The putter is definitely the great equalizer.  It can cover a multitude of sins.  But the driver is pretty important as well.  I really found that out yesterday playing in an inter-club event against some younger guys who hit it forty and fifty yards by me all day.  I was really up against it, hitting rescue clubs into greens they were reaching with a wedge or nine iron.  

I lost one match four and three, the other one down, and halved the other.  But it was a real eye opener for someone who has routinely argued that length isn't that big a deal.  On one par three, 167 yards over a hazard, I used a 28 degree eleven wood, knowing I'd better hit it solid.  My opponents hit wedge and nine irons.  They found the green.  I found a bunker.  

It was hard to accept, but it looks like I'm no longer really able to play with the flat-bellies.  Two forty off the back tees doesn't very easily get it done against guys hitting it 280 plus.  If you chip and putt like a fiend, and they don't, you might have half a chance, but over time they are going to beat you with their wedge verses your five iron.  

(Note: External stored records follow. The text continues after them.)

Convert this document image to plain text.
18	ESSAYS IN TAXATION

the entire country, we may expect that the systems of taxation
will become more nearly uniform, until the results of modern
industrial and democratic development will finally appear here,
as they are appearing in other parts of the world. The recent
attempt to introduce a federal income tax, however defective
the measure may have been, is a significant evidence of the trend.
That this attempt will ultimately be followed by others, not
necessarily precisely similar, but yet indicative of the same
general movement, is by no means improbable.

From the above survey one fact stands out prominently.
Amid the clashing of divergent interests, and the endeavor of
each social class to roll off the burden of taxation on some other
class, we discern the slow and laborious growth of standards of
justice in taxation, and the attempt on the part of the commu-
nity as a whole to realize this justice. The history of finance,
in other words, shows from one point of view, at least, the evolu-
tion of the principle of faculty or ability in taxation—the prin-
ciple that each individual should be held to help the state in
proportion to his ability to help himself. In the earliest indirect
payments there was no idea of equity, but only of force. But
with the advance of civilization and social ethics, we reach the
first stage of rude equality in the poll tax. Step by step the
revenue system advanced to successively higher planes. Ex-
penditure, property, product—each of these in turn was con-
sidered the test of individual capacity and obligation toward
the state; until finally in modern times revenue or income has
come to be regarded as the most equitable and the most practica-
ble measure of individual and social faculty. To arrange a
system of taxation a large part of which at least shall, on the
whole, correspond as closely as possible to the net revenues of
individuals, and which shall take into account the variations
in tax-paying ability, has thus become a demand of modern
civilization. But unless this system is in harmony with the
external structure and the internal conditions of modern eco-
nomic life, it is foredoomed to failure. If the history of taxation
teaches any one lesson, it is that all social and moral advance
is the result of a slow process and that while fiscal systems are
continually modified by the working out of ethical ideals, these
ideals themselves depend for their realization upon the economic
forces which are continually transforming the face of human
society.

So you don't just drive for show.  Power is a big advantage for the player who can control it.  And I'm afraid that, with my back and neck, even Hank Haney won't be able to have me hitting it thirty yards farther.  I'm going to be a short-knocker from now on and, more often than not, those flat-bellies are going to wear me out.

It's hell getting old.  But, as far as I know, it beats the alternative.